Abstract
X-ray reverberation is a proven technique capable of probing the innermost region of accretion disks around compact objects. Current theoretical effort assumes that the disk is geometrically thin, optically thick and rotating at Keplerian speed. Thus, these theoretical models cannot be applied to super-Eddington accretion systems because the thin disk approximation fails in this accretion regime. State-of-the-art numerical simulations of super-Eddington accretion show optically thick winds being launched from the geometrically and optically thick disks. Therefore, the reflection geometry of the super-Eddington case is morphologically different from the thin disk picture, and, thus, we need new theoretical methods to handle X-ray reverberation on super-Eddington accretors. In this probationary seminar of 25 minutes, I provide a detailed introduction to X-ray reverberation, so non-experts can use it as an introduction to this field. The main focus of the talk is a morphological comparison between the X-ray reverberation signal from the Fe K-alpha alpha line produced in super-Eddington and classical thin disks geometries. Here, I briefly present results from my previous paper, Thomsen et al. 2019, where we show the Fe line profiles produced are morphological different - with the super-Eddington reflection geometry producing substantially more blueshifted and symmetric line profiles. Also, I focus on new results where I have included the temporal aspect of the line profiles in the comparisons.
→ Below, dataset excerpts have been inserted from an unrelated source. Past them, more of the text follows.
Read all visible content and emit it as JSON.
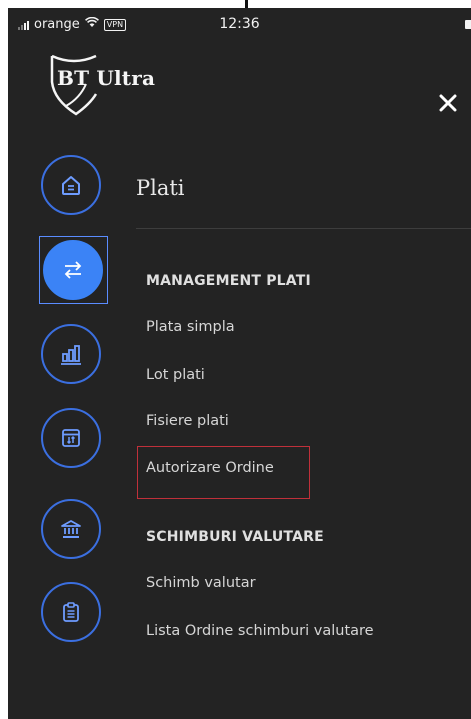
{
  "status_bar": {
    "carrier": "orange",
    "vpn_label": "VPN",
    "time": "12:36"
  },
  "app": {
    "logo_text": "BT Ultra"
  },
  "rail": {
    "items": [
      {
        "icon": "home-icon"
      },
      {
        "icon": "transfer-icon",
        "active": true
      },
      {
        "icon": "chart-icon"
      },
      {
        "icon": "calendar-exchange-icon"
      },
      {
        "icon": "bank-icon"
      },
      {
        "icon": "clipboard-icon"
      }
    ]
  },
  "menu": {
    "title": "Plati",
    "sections": [
      {
        "header": "MANAGEMENT PLATI",
        "items": [
          "Plata simpla",
          "Lot plati",
          "Fisiere plati",
          "Autorizare Ordine"
        ]
      },
      {
        "header": "SCHIMBURI VALUTARE",
        "items": [
          "Schimb valutar",
          "Lista Ordine schimburi valutare"
        ]
      }
    ]
  },
  "colors": {
    "background": "#232323",
    "accent": "#3b83f6",
    "highlight_border": "#c0303a"
  }
}
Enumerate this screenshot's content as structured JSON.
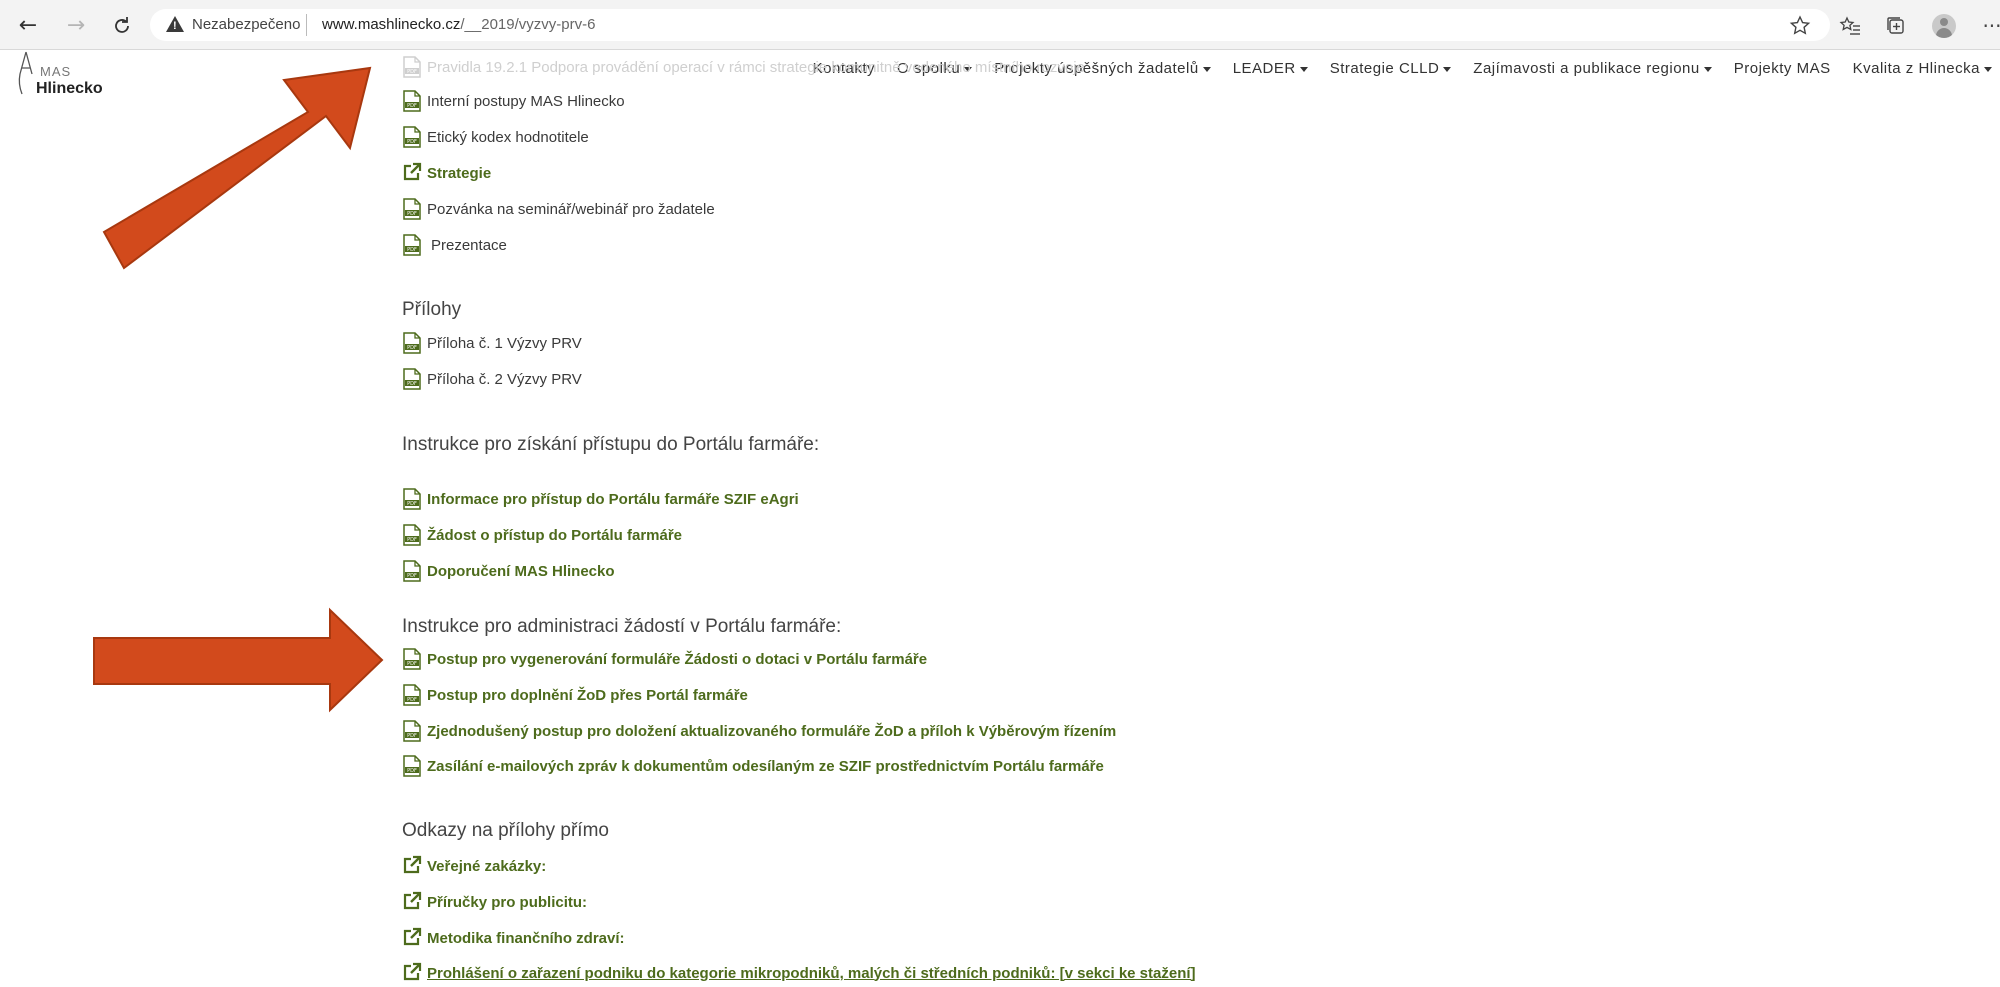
{
  "browser": {
    "back": "←",
    "forward": "→",
    "reload": "C",
    "security_label": "Nezabezpečeno",
    "url_host": "www.mashlinecko.cz",
    "url_path": "/__2019/vyzvy-prv-6",
    "more": "···"
  },
  "logo": {
    "mas": "MAS",
    "name": "Hlinecko"
  },
  "nav": {
    "items": [
      {
        "label": "Kontakty",
        "dropdown": false
      },
      {
        "label": "O spolku",
        "dropdown": true
      },
      {
        "label": "Projekty úspěšných žadatelů",
        "dropdown": true
      },
      {
        "label": "LEADER",
        "dropdown": true
      },
      {
        "label": "Strategie CLLD",
        "dropdown": true
      },
      {
        "label": "Zajímavosti a publikace regionu",
        "dropdown": true
      },
      {
        "label": "Projekty MAS",
        "dropdown": false
      },
      {
        "label": "Kvalita z Hlinecka",
        "dropdown": true
      }
    ]
  },
  "content": {
    "top_docs": [
      "Pravidla 19.2.1 Podpora provádění operací v rámci strategie komunitně vedeného místního rozvoje",
      "Interní postupy MAS Hlinecko",
      "Etický kodex hodnotitele",
      "Strategie",
      "Pozvánka na seminář/webinář pro žadatele",
      "Prezentace"
    ],
    "attachments_heading": "Přílohy",
    "attachments": [
      "Příloha č. 1 Výzvy PRV",
      "Příloha č. 2 Výzvy PRV"
    ],
    "access_heading": "Instrukce pro získání přístupu do Portálu farmáře:",
    "access_docs": [
      "Informace pro přístup do Portálu farmáře SZIF eAgri",
      "Žádost o přístup do Portálu farmáře",
      "Doporučení MAS Hlinecko"
    ],
    "admin_heading": "Instrukce pro administraci žádostí v Portálu farmáře:",
    "admin_docs": [
      "Postup pro vygenerování formuláře Žádosti o dotaci v Portálu farmáře",
      "Postup pro doplnění ŽoD přes Portál farmáře",
      "Zjednodušený postup pro doložení aktualizovaného formuláře ŽoD a příloh k Výběrovým řízením",
      "Zasílání e-mailových zpráv k dokumentům odesílaným ze SZIF prostřednictvím Portálu farmáře"
    ],
    "links_heading": "Odkazy na přílohy přímo",
    "links": [
      "Veřejné zakázky:",
      "Příručky pro publicitu:",
      "Metodika finančního zdraví:",
      "Prohlášení o zařazení podniku do kategorie mikropodniků, malých či středních podniků: [v sekci ke stažení]"
    ]
  },
  "colors": {
    "link": "#4d6b1c",
    "arrow": "#d24a1c",
    "icon": "#4d6b1c"
  }
}
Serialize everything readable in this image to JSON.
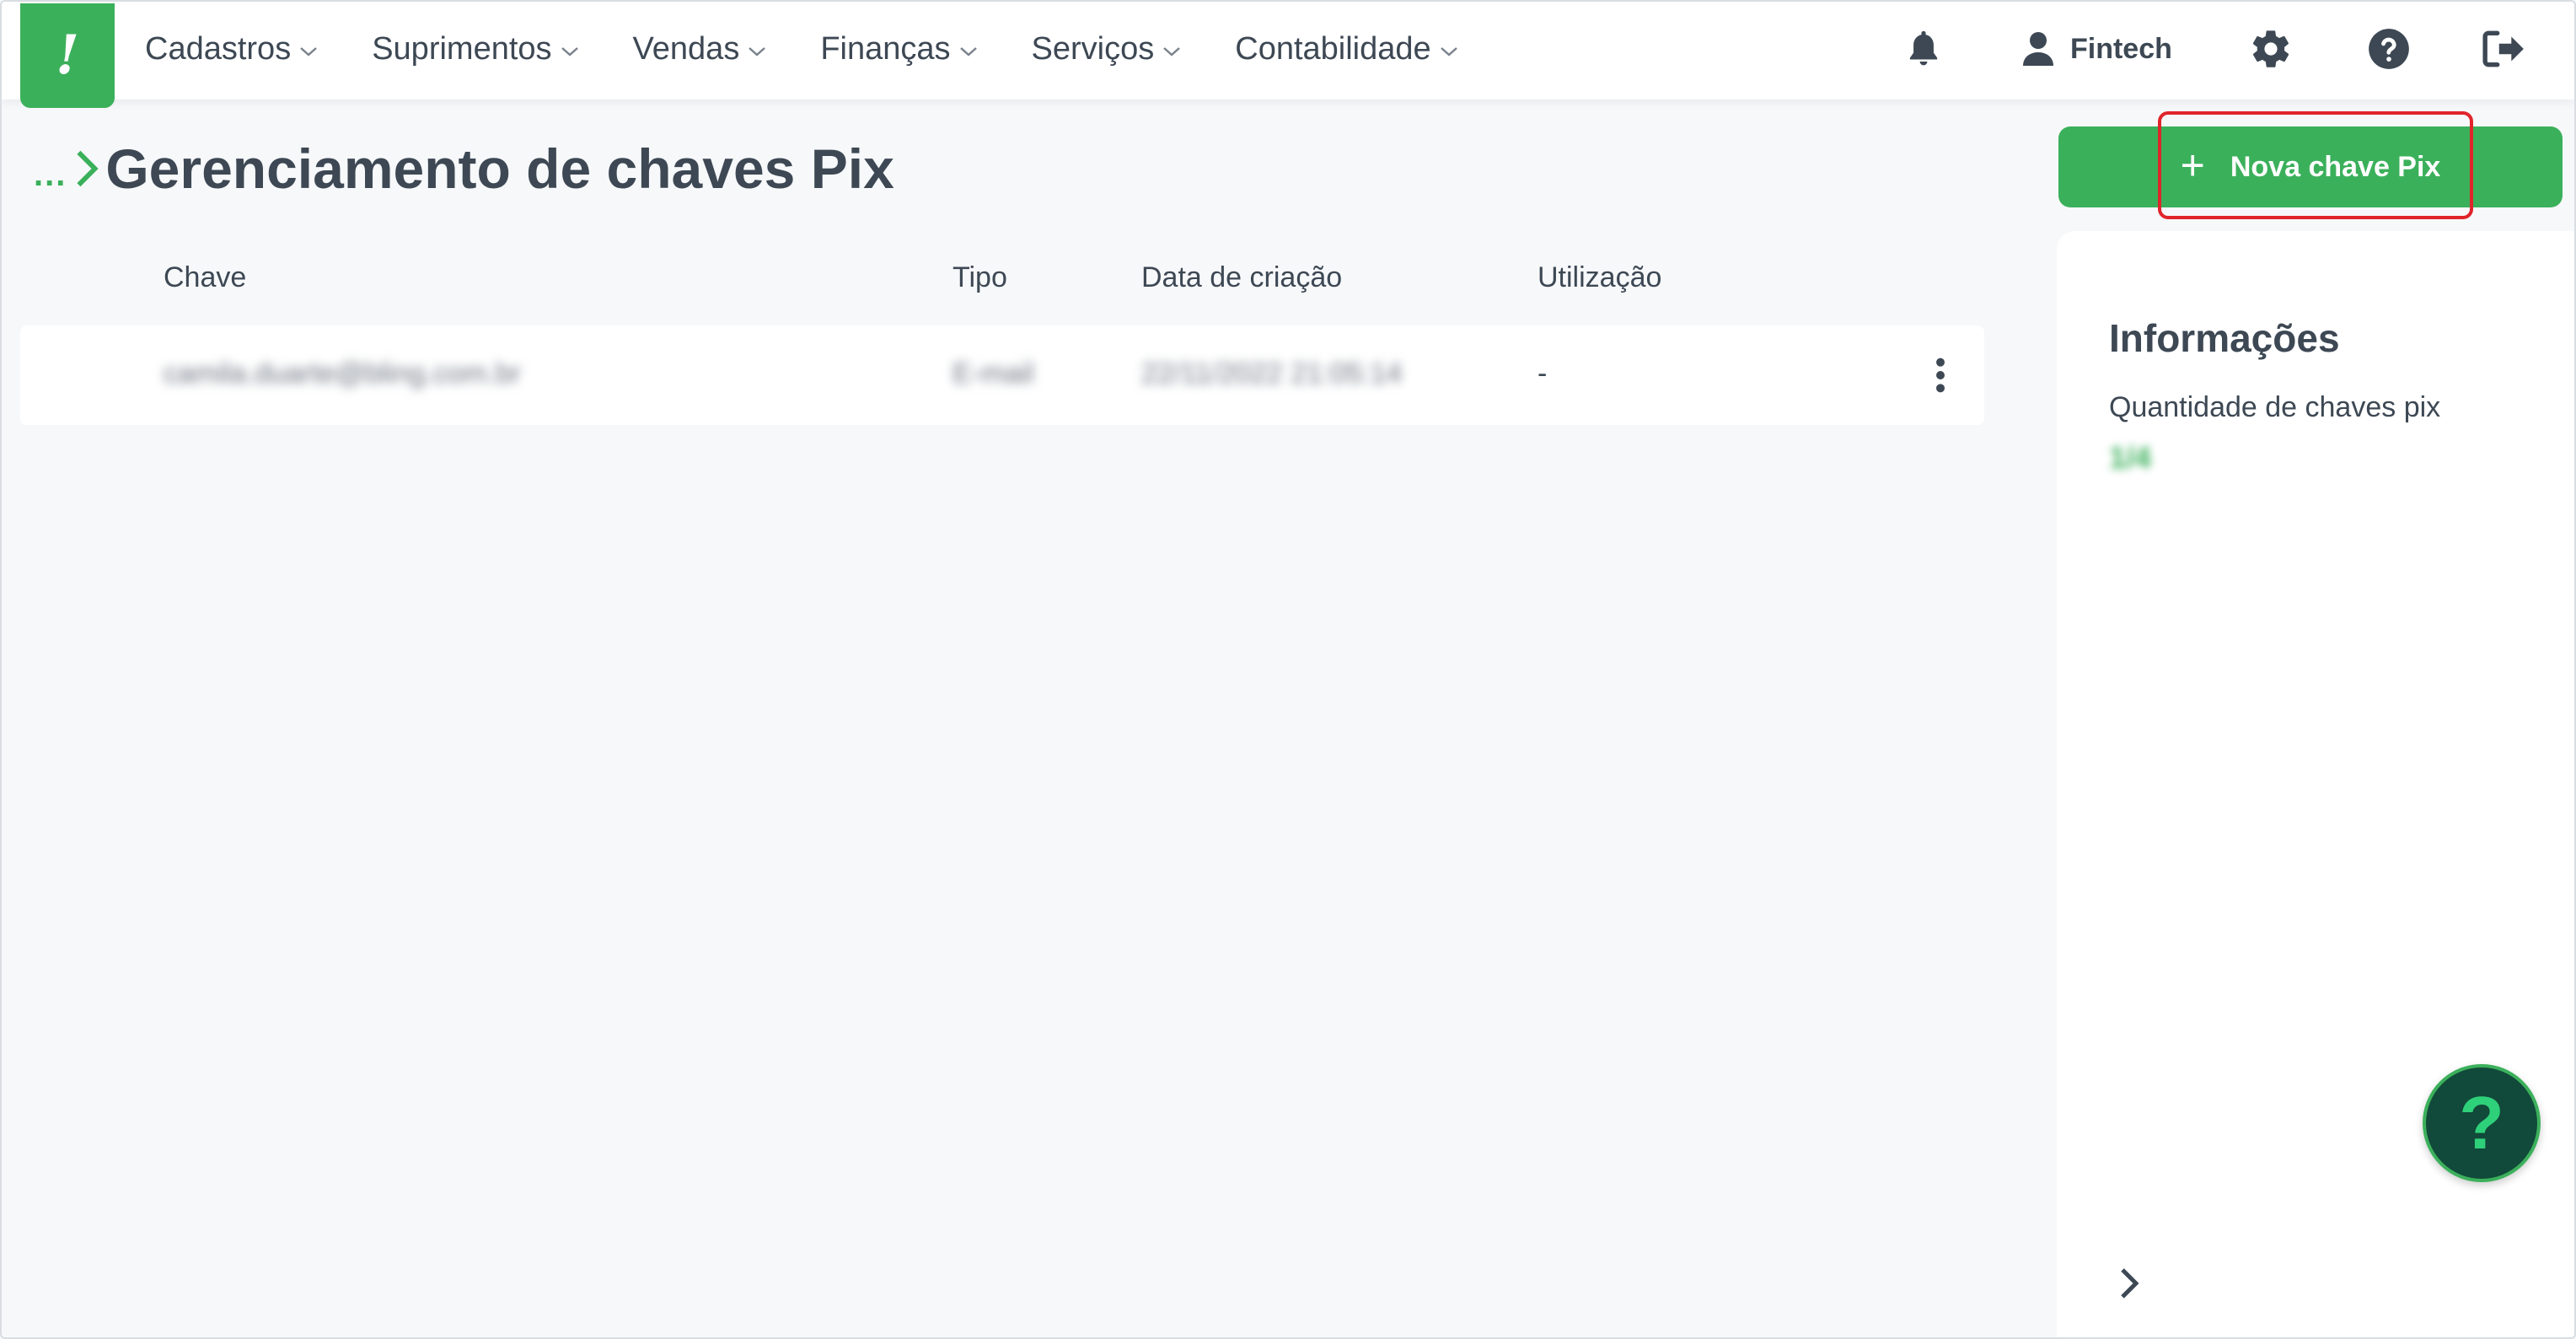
{
  "nav": {
    "logo_text": "!",
    "menu": [
      {
        "label": "Cadastros"
      },
      {
        "label": "Suprimentos"
      },
      {
        "label": "Vendas"
      },
      {
        "label": "Finanças"
      },
      {
        "label": "Serviços"
      },
      {
        "label": "Contabilidade"
      }
    ],
    "icons": [
      "bell-icon",
      "user-icon",
      "gear-icon",
      "help-circle-icon",
      "logout-icon"
    ],
    "user_label": "Fintech"
  },
  "breadcrumb": {
    "ellipsis": "...",
    "title": "Gerenciamento de chaves Pix"
  },
  "table": {
    "headers": [
      "Chave",
      "Tipo",
      "Data de criação",
      "Utilização"
    ],
    "rows": [
      {
        "chave": "camila.duarte@bling.com.br",
        "tipo": "E-mail",
        "data": "22/11/2022 21:05:14",
        "utilizacao": "-"
      }
    ]
  },
  "actions": {
    "new_key_label": "Nova chave Pix",
    "plus": "+"
  },
  "info_panel": {
    "title": "Informações",
    "count_label": "Quantidade de chaves pix",
    "count_value": "1/4"
  },
  "help_fab": "?",
  "colors": {
    "brand_green": "#3bb05b",
    "text": "#3d4854",
    "highlight_red": "#e0252b",
    "fab_dark": "#11493a"
  }
}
These theoretical results of X-ray reverberation on super-Eddington accretors are consistent with the observed Fe K-alpha line from the jetted tidal disruption event, Swift J1644. A transient super-Eddington accretion disk is believed to have formed out of stellar debris after the tidal disruption event, Swift J1644. Lastly, I finish the talk by presenting the future aspect of my research and projects, such as extracting black hole parameters from observations and performing detailed radiative transfer on accretion disks to calculate the entire reflection spectrum and not just the Fe line.
Anyone interested is welcome to attend.